WASHINGTON, DC -
The Washington Redskins are one of the National Football League's most profitable franchises.
It's also one of the most controversial at the moment, because of it's name which some in the native american community consider a racial slur.
President Obama was asked about changing the name during an interview with the Associated Press.
"I've got to say if I were the owner of the team and I knew there was a name of my team, even if it had a storied history, that was offending a sizable group of people, I'd think about changing it,"the President said.
Team Attorney Lanny Davis says Obama's remarks aren't likely to sway owner Daniel Snyder one bit.

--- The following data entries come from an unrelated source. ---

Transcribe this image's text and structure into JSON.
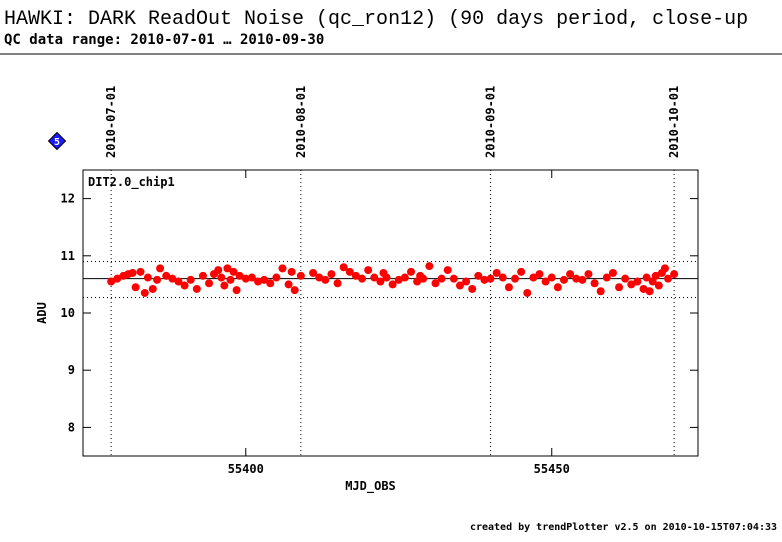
{
  "chart_data": {
    "type": "scatter",
    "title": "HAWKI: DARK ReadOut Noise (qc_ron12) (90 days period, close-up",
    "subtitle": "QC data range: 2010-07-01 … 2010-09-30",
    "badge": "5",
    "xlabel": "MJD_OBS",
    "ylabel": "ADU",
    "footer": "created by trendPlotter v2.5 on 2010-10-15T07:04:33",
    "xlim": [
      55373.4,
      55473.9
    ],
    "ylim": [
      7.5,
      12.5
    ],
    "xticks": [
      55400,
      55450
    ],
    "yticks": [
      8,
      9,
      10,
      11,
      12
    ],
    "top_ticks": [
      {
        "value": 55378,
        "label": "2010-07-01"
      },
      {
        "value": 55409,
        "label": "2010-08-01"
      },
      {
        "value": 55440,
        "label": "2010-09-01"
      },
      {
        "value": 55470,
        "label": "2010-10-01"
      }
    ],
    "hlines": [
      {
        "value": 10.6,
        "style": "solid"
      },
      {
        "value": 10.9,
        "style": "dotted"
      },
      {
        "value": 10.27,
        "style": "dotted"
      }
    ],
    "series": [
      {
        "name": "DIT2.0_chip1",
        "color": "#ff0000",
        "x": [
          55378,
          55379,
          55380,
          55380.8,
          55381.5,
          55382,
          55382.8,
          55383.5,
          55384,
          55384.8,
          55385.5,
          55386,
          55387,
          55388,
          55389,
          55390,
          55391,
          55392,
          55393,
          55394,
          55394.8,
          55395.5,
          55396,
          55396.5,
          55397,
          55397.5,
          55398,
          55398.5,
          55399,
          55400,
          55401,
          55402,
          55403,
          55404,
          55405,
          55406,
          55407,
          55407.5,
          55408,
          55409,
          55411,
          55412,
          55413,
          55414,
          55415,
          55416,
          55417,
          55418,
          55419,
          55420,
          55421,
          55422,
          55422.5,
          55423,
          55424,
          55425,
          55426,
          55427,
          55428,
          55428.5,
          55429,
          55430,
          55431,
          55432,
          55433,
          55434,
          55435,
          55436,
          55437,
          55438,
          55439,
          55440,
          55441,
          55442,
          55443,
          55444,
          55445,
          55446,
          55447,
          55448,
          55449,
          55450,
          55451,
          55452,
          55453,
          55454,
          55455,
          55456,
          55457,
          55458,
          55459,
          55460,
          55461,
          55462,
          55463,
          55464,
          55465,
          55465.5,
          55466,
          55466.5,
          55467,
          55467.5,
          55468,
          55468.5,
          55469,
          55470
        ],
        "values": [
          10.55,
          10.6,
          10.65,
          10.68,
          10.7,
          10.45,
          10.72,
          10.35,
          10.62,
          10.42,
          10.58,
          10.78,
          10.65,
          10.6,
          10.55,
          10.48,
          10.58,
          10.42,
          10.65,
          10.52,
          10.68,
          10.75,
          10.62,
          10.48,
          10.78,
          10.58,
          10.72,
          10.4,
          10.65,
          10.6,
          10.62,
          10.55,
          10.58,
          10.52,
          10.62,
          10.78,
          10.5,
          10.72,
          10.4,
          10.65,
          10.7,
          10.62,
          10.58,
          10.68,
          10.52,
          10.8,
          10.72,
          10.65,
          10.6,
          10.75,
          10.62,
          10.55,
          10.7,
          10.62,
          10.5,
          10.58,
          10.62,
          10.72,
          10.55,
          10.65,
          10.6,
          10.82,
          10.52,
          10.6,
          10.75,
          10.6,
          10.48,
          10.55,
          10.42,
          10.65,
          10.58,
          10.6,
          10.7,
          10.62,
          10.45,
          10.6,
          10.72,
          10.35,
          10.62,
          10.68,
          10.55,
          10.62,
          10.45,
          10.58,
          10.68,
          10.6,
          10.58,
          10.68,
          10.52,
          10.38,
          10.62,
          10.7,
          10.45,
          10.6,
          10.5,
          10.55,
          10.42,
          10.62,
          10.38,
          10.55,
          10.65,
          10.48,
          10.7,
          10.78,
          10.6,
          10.68
        ]
      }
    ]
  }
}
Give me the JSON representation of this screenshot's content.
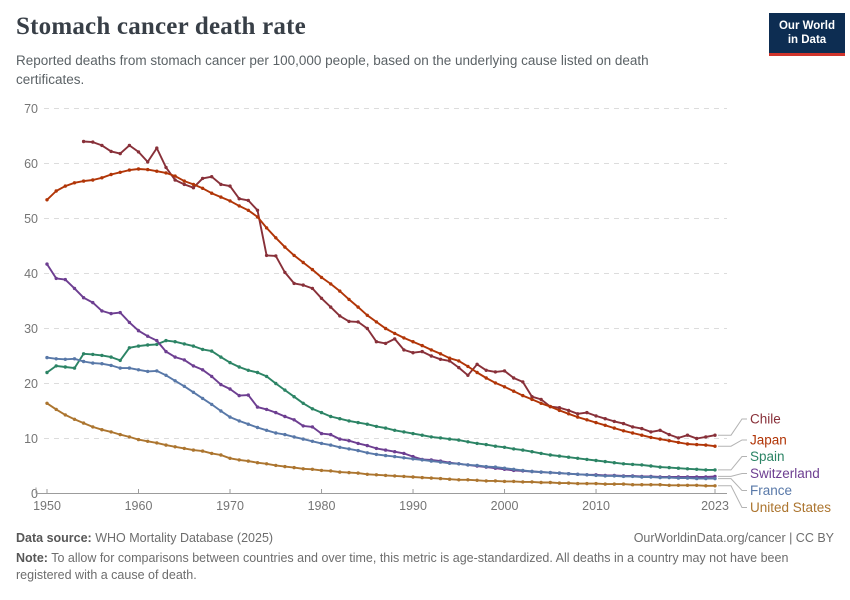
{
  "header": {
    "title": "Stomach cancer death rate",
    "subtitle": "Reported deaths from stomach cancer per 100,000 people, based on the underlying cause listed on death certificates.",
    "logo": {
      "line1": "Our World",
      "line2": "in Data",
      "bg_color": "#0d2d52",
      "accent_color": "#d0342c"
    }
  },
  "chart_data": {
    "type": "line",
    "title": "Stomach cancer death rate",
    "xlabel": "",
    "ylabel": "",
    "x_range": [
      1950,
      2023
    ],
    "ylim": [
      0,
      70
    ],
    "yticks": [
      0,
      10,
      20,
      30,
      40,
      50,
      60,
      70
    ],
    "xticks": [
      1950,
      1960,
      1970,
      1980,
      1990,
      2000,
      2010,
      2023
    ],
    "grid": true,
    "legend_position": "right",
    "axis_color": "#9c9c9c",
    "grid_color": "#dcdcdc",
    "tick_label_color": "#757575",
    "series": [
      {
        "name": "Chile",
        "color": "#883039",
        "start_year": 1954,
        "values": [
          64.0,
          63.9,
          63.3,
          62.2,
          61.8,
          63.3,
          62.1,
          60.3,
          62.8,
          59.3,
          57.0,
          56.2,
          55.6,
          57.3,
          57.6,
          56.2,
          55.9,
          53.6,
          53.3,
          51.5,
          43.3,
          43.2,
          40.2,
          38.2,
          37.9,
          37.3,
          35.5,
          33.9,
          32.3,
          31.3,
          31.2,
          30.0,
          27.6,
          27.3,
          28.1,
          26.1,
          25.6,
          25.8,
          25.0,
          24.4,
          24.1,
          22.9,
          21.5,
          23.5,
          22.4,
          22.1,
          22.3,
          21.0,
          20.3,
          17.6,
          17.1,
          15.8,
          15.6,
          15.1,
          14.5,
          14.7,
          14.1,
          13.6,
          13.1,
          12.7,
          12.1,
          11.8,
          11.2,
          11.5,
          10.7,
          10.1,
          10.6,
          10.0,
          10.3,
          10.6
        ]
      },
      {
        "name": "Japan",
        "color": "#B13507",
        "start_year": 1950,
        "values": [
          53.4,
          55.0,
          55.9,
          56.5,
          56.8,
          57.0,
          57.4,
          58.0,
          58.4,
          58.8,
          59.0,
          58.9,
          58.6,
          58.3,
          57.7,
          56.8,
          56.2,
          55.5,
          54.6,
          53.9,
          53.2,
          52.3,
          51.5,
          50.3,
          48.3,
          46.5,
          44.8,
          43.3,
          42.0,
          40.7,
          39.3,
          38.1,
          36.8,
          35.3,
          33.9,
          32.4,
          31.2,
          30.0,
          29.1,
          28.3,
          27.6,
          26.9,
          26.1,
          25.4,
          24.6,
          24.1,
          23.1,
          22.0,
          21.0,
          20.1,
          19.4,
          18.6,
          17.8,
          17.1,
          16.4,
          15.8,
          15.1,
          14.5,
          13.9,
          13.4,
          12.9,
          12.4,
          11.9,
          11.4,
          11.0,
          10.6,
          10.2,
          9.9,
          9.6,
          9.3,
          9.0,
          8.9,
          8.8,
          8.6
        ]
      },
      {
        "name": "Spain",
        "color": "#2C8465",
        "start_year": 1950,
        "values": [
          22.0,
          23.2,
          23.0,
          22.8,
          25.4,
          25.3,
          25.1,
          24.8,
          24.2,
          26.5,
          26.8,
          27.0,
          27.1,
          27.8,
          27.6,
          27.2,
          26.8,
          26.2,
          25.9,
          24.8,
          23.8,
          23.0,
          22.4,
          22.0,
          21.3,
          20.0,
          18.8,
          17.6,
          16.4,
          15.4,
          14.7,
          14.0,
          13.6,
          13.2,
          12.9,
          12.6,
          12.2,
          11.9,
          11.5,
          11.2,
          10.9,
          10.6,
          10.3,
          10.1,
          9.9,
          9.7,
          9.4,
          9.1,
          8.9,
          8.6,
          8.4,
          8.1,
          7.9,
          7.6,
          7.3,
          7.0,
          6.8,
          6.6,
          6.4,
          6.2,
          6.0,
          5.8,
          5.6,
          5.4,
          5.3,
          5.2,
          5.0,
          4.8,
          4.7,
          4.6,
          4.5,
          4.4,
          4.3,
          4.3
        ]
      },
      {
        "name": "Switzerland",
        "color": "#6D3E91",
        "start_year": 1950,
        "values": [
          41.7,
          39.1,
          38.9,
          37.3,
          35.6,
          34.7,
          33.2,
          32.7,
          32.9,
          31.1,
          29.6,
          28.6,
          27.8,
          25.8,
          24.8,
          24.3,
          23.2,
          22.5,
          21.3,
          19.8,
          19.0,
          17.8,
          17.9,
          15.7,
          15.3,
          14.7,
          14.0,
          13.4,
          12.3,
          12.1,
          10.9,
          10.7,
          9.9,
          9.6,
          9.1,
          8.7,
          8.2,
          7.9,
          7.6,
          7.3,
          6.7,
          6.2,
          6.1,
          5.9,
          5.6,
          5.4,
          5.2,
          5.0,
          4.8,
          4.6,
          4.4,
          4.2,
          4.1,
          4.0,
          3.9,
          3.8,
          3.7,
          3.6,
          3.5,
          3.4,
          3.4,
          3.3,
          3.3,
          3.2,
          3.2,
          3.1,
          3.1,
          3.0,
          3.0,
          3.0,
          3.0,
          3.0,
          3.0,
          3.1
        ]
      },
      {
        "name": "France",
        "color": "#5878A8",
        "start_year": 1950,
        "values": [
          24.7,
          24.5,
          24.4,
          24.5,
          24.0,
          23.7,
          23.6,
          23.3,
          22.8,
          22.8,
          22.5,
          22.2,
          22.3,
          21.5,
          20.5,
          19.5,
          18.4,
          17.3,
          16.2,
          15.0,
          13.9,
          13.2,
          12.6,
          12.0,
          11.5,
          11.0,
          10.7,
          10.3,
          9.9,
          9.5,
          9.1,
          8.8,
          8.4,
          8.1,
          7.8,
          7.4,
          7.1,
          6.9,
          6.7,
          6.5,
          6.3,
          6.1,
          5.9,
          5.7,
          5.5,
          5.4,
          5.2,
          5.1,
          4.9,
          4.8,
          4.6,
          4.4,
          4.2,
          4.0,
          3.9,
          3.8,
          3.7,
          3.6,
          3.5,
          3.4,
          3.3,
          3.2,
          3.2,
          3.1,
          3.1,
          3.0,
          3.0,
          2.9,
          2.9,
          2.8,
          2.8,
          2.7,
          2.7,
          2.7
        ]
      },
      {
        "name": "United States",
        "color": "#AC752F",
        "start_year": 1950,
        "values": [
          16.4,
          15.3,
          14.3,
          13.5,
          12.8,
          12.1,
          11.6,
          11.2,
          10.7,
          10.3,
          9.8,
          9.5,
          9.2,
          8.8,
          8.5,
          8.2,
          7.9,
          7.7,
          7.3,
          7.0,
          6.4,
          6.1,
          5.9,
          5.6,
          5.4,
          5.1,
          4.9,
          4.7,
          4.5,
          4.4,
          4.2,
          4.1,
          3.9,
          3.8,
          3.7,
          3.5,
          3.4,
          3.3,
          3.2,
          3.1,
          3.0,
          2.9,
          2.8,
          2.7,
          2.6,
          2.5,
          2.5,
          2.4,
          2.3,
          2.3,
          2.2,
          2.2,
          2.1,
          2.1,
          2.0,
          2.0,
          1.9,
          1.9,
          1.8,
          1.8,
          1.8,
          1.7,
          1.7,
          1.7,
          1.6,
          1.6,
          1.6,
          1.6,
          1.5,
          1.5,
          1.5,
          1.5,
          1.4,
          1.4
        ]
      }
    ]
  },
  "footer": {
    "datasource_label": "Data source:",
    "datasource": "WHO Mortality Database (2025)",
    "attribution": "OurWorldinData.org/cancer | CC BY",
    "note_label": "Note:",
    "note": "To allow for comparisons between countries and over time, this metric is age-standardized. All deaths in a country may not have been registered with a cause of death."
  }
}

"This is about an 81 year old tradition and history, a legacy. A sports team we love. Redskins fans. Nine out of ten Native Americans when polled by the Annenberg Institute didn't want the team changed. Q: So you don't think Daniel Snyder will change his mind? I don't," Lanny Davis, Redskins Attorney.
But with support for a name change growing to now include the President, can Snyder continue to fight it?
" I happen to think the President should be focused on other things but I do agree it should be changed," Fan Stephen Wicker says.
"When you're talking about tribes who are being offended, its something to consider,"American University student Susan Klau says.
So now the stage is set for another showdown in Washington.
The NFL is holding its league meeting here on Monday.
The Oneida Indian Nation, which has launched a campaign to get the redskins name changed is planning a protest there.
" The use of such an offensive term has negative consequences for the native American community, when it comes to issues of self-identity and imagery, spokesman Ray Halbritter said in a statement. "We will continue to push our cause because this is about doing right by our children, who are especially impressionable."
A passionate plea, that has equally passionate Redskins fans softening a bit.
"I really love the Redskins. I love that name. I'm proud to be a Redskins fan, but if it's offending to a lot of people, maybe we ought to consider changing it,"Dave Clark says.
The NFL has said it is up to team owner Dan Snyder to decide on the name.
Commissioner Roger Goodell is on record saying "if one person is offended, we have to listen."